Oszust bankowy najczęściej dzwoni do swojej ofiary. Przekazuje fałszywą informację o ataku wirusa na konto, z którego znikną w najbliższym czasie wszystkie oszczędności. Prosi o pobranie aplikacji – najczęściej jest to złośliwy program do zarządzania zdalnym pulpitem. Pozwala oszustowi przejąć kontrolę nad komputerem czy telefonem. Przestępca próbuje wzbudzić u ofiary negatywne emocje i skłonić do nieprzemyślanego działania pod presją czasu. Przekonując, że chce pomóc oraz zapobiec w utracie pieniędzy wydaje kolejne polecenia: zalogowania się do konta, oraz akceptowania kodów – danych do autoryzacji transakcji bankowych.
W taki właśnie sposób „na pracownika banku” kilka dni temu została oszukana 41-letnia mieszkanka powiatu jarosławskiego. W wyniku działań oszusta bankowego straciła blisko 400 tys. zł. Kobieta uwierzyła swojemu rozmówcy, że jej konto zostało zaatakowane przez wirusa i autoryzowała transakcje. Jak się później okazało, pieniądze z jej konta zostały przekazane tzw. szybkimi przelewami na 16 różnych kont, założonych w różnych bankach.
Jak zapobiec oszustwu na pracownika banku?
Wystarczy, że poprosisz swojego rozmówcę o podanie imienia i nazwiska, a następnie się rozłączysz. Kolejnym krokiem powinna być weryfikacja zdobytych informacji na oficjalnej infolinii banku. Przedstaw konsultantowi sytuację i zapytaj, czy faktycznie Twoje pieniądze w banku są zagrożone.
O czym pamiętać, aby oszust bankowy nie ukradł Ci pieniędzy?

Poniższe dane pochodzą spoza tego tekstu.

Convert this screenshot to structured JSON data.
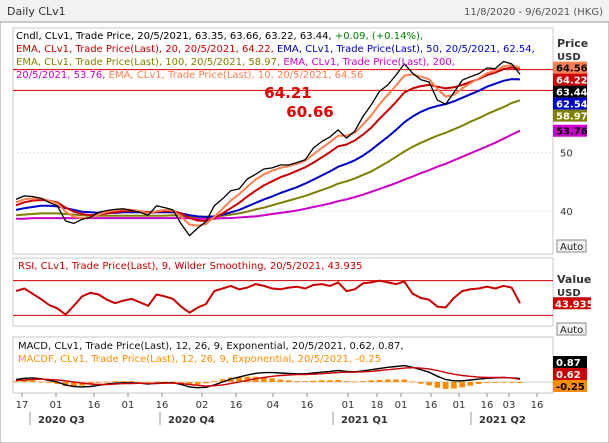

- nie podawaj przez telefon danych do logowania do bankowości internetowej
- nie instaluj żadnych aplikacji na żądnie pracownika banku
- nie udostępniaj nieznanej osobie kodu BLIK, numeru PIN ani żadnych wrażliwych danych
- nie wpłacaj pieniędzy na „awaryjny” rachunek techniczny
- nie klikaj w linki do stron, które otrzymasz od niezaufanego nadawcy
- rozłącz się
- zainstaluj oprogramowanie antywirusowe
- zgłaszaj każdą próbę oszustwa.
Pamiętajmy, że ostrożność oraz uwaga, to najlepsza broń przed oszustami.